Hace semanas que la universidad pública está de paro. Algunos ciudadanos comulgan con la causa, pero otros se preguntan si no es contradictorio defender la educación “dejando de educar”, como ocurre también cuando hay paro en cualquier otro nivel educativo. Por otra parte, aunque tenemos una universidad pública gratuita y de calidad que enorgullece a muchos argentinos, lo cierto es que las oportunidades de acceso no son realmente iguales para todos. Algunos dudan, entonces, de si “el problema de la universidad pública” no es en el fondo un reclamo relevante sólo para algunos, casi privilegiados, lejos de ser urgente en una sociedad donde más de la tercera parte de la gente sobrevive en la pobreza.

El conflicto que origina los paros y protestas universitarios estas semanas tiene que ver con dos cuestiones: por un lado, el ahogamiento económico que pone en riesgo el funcionamiento de la infraestructura universitaria, debido a que las partidas presupuestarias no se ejecutan en tiempo y forma, y a una devaluación y aumento de tarifas que hace que el presupuesto acordado un año atrás no alcance, literalmente, ni para pagar los servicios y asegurar que la Universidad continúe funcionando hasta el final del año lectivo.

Cierto es que el Estado funciona con un déficit fiscal insostenible, y alguien debe pagar los costos.

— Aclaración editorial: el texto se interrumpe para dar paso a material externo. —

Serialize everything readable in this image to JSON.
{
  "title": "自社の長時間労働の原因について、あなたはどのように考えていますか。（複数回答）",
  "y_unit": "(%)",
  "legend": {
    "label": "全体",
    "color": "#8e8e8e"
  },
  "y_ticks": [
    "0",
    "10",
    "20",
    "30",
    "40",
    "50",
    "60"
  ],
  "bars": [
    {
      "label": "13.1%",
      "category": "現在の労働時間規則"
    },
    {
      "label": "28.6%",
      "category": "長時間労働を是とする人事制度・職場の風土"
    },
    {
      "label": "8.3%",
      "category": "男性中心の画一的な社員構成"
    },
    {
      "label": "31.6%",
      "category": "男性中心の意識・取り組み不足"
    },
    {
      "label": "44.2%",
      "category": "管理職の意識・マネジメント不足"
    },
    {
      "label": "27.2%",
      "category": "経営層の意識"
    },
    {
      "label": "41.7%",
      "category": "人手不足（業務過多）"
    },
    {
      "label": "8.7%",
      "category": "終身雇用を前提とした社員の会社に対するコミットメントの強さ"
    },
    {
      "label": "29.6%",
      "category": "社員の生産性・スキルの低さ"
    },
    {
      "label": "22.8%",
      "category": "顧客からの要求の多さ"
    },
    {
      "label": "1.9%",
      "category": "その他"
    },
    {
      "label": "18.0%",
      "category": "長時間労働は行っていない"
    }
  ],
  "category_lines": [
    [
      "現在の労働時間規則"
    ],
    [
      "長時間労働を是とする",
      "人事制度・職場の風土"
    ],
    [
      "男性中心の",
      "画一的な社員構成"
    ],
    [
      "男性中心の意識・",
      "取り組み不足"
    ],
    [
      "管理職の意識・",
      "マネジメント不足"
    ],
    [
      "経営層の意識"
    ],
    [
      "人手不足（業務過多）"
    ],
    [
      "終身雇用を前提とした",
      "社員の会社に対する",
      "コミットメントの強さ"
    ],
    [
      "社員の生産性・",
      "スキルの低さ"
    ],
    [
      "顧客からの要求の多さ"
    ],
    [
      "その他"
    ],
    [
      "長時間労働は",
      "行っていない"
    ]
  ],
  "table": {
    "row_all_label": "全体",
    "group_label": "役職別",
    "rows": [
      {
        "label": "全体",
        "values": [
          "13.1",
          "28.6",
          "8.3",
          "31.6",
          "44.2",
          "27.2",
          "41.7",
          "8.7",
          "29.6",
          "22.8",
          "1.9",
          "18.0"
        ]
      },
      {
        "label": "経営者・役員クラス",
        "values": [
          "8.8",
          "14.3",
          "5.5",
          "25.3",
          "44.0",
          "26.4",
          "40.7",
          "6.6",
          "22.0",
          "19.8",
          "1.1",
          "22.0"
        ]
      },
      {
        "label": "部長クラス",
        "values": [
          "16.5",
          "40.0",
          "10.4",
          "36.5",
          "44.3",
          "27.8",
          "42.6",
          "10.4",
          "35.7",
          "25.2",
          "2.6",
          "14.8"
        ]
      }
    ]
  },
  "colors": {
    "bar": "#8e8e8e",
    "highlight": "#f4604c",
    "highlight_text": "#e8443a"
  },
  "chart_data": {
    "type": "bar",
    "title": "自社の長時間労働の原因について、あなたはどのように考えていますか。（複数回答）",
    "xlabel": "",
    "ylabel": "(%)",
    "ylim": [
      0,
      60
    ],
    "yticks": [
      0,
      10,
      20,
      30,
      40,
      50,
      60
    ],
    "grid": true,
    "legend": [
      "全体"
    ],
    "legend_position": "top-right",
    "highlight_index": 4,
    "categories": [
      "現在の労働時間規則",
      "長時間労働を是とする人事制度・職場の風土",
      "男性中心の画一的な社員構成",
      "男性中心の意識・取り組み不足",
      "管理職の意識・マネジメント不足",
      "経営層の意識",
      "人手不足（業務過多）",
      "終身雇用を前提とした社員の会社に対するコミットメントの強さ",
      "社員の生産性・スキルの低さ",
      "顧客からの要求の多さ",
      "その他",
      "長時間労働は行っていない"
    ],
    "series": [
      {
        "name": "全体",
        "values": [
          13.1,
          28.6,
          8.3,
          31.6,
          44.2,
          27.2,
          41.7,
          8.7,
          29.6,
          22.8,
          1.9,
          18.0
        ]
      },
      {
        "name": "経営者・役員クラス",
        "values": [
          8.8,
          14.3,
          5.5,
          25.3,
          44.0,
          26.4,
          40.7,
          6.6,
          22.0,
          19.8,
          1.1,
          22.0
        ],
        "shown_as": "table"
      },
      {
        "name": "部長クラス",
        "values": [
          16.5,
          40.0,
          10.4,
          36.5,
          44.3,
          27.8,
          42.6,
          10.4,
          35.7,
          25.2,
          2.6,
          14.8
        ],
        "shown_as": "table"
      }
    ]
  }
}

Pero la decisión de dónde sacar ese dinero, lejos de ser simplemente una cuestión técnica, constituye una elección política. Y que la educación, su calidad y las condiciones laborales de sus trabajadores sean un factor de ajuste expresa, ante todo, un esquema de prioridades en el que la educación se concibe como un gasto y no como una inversión. La sociedad, en un sistema democrático, puede reclamar que esas prioridades se reconsideren. Y de eso se trata la protesta de la universidad.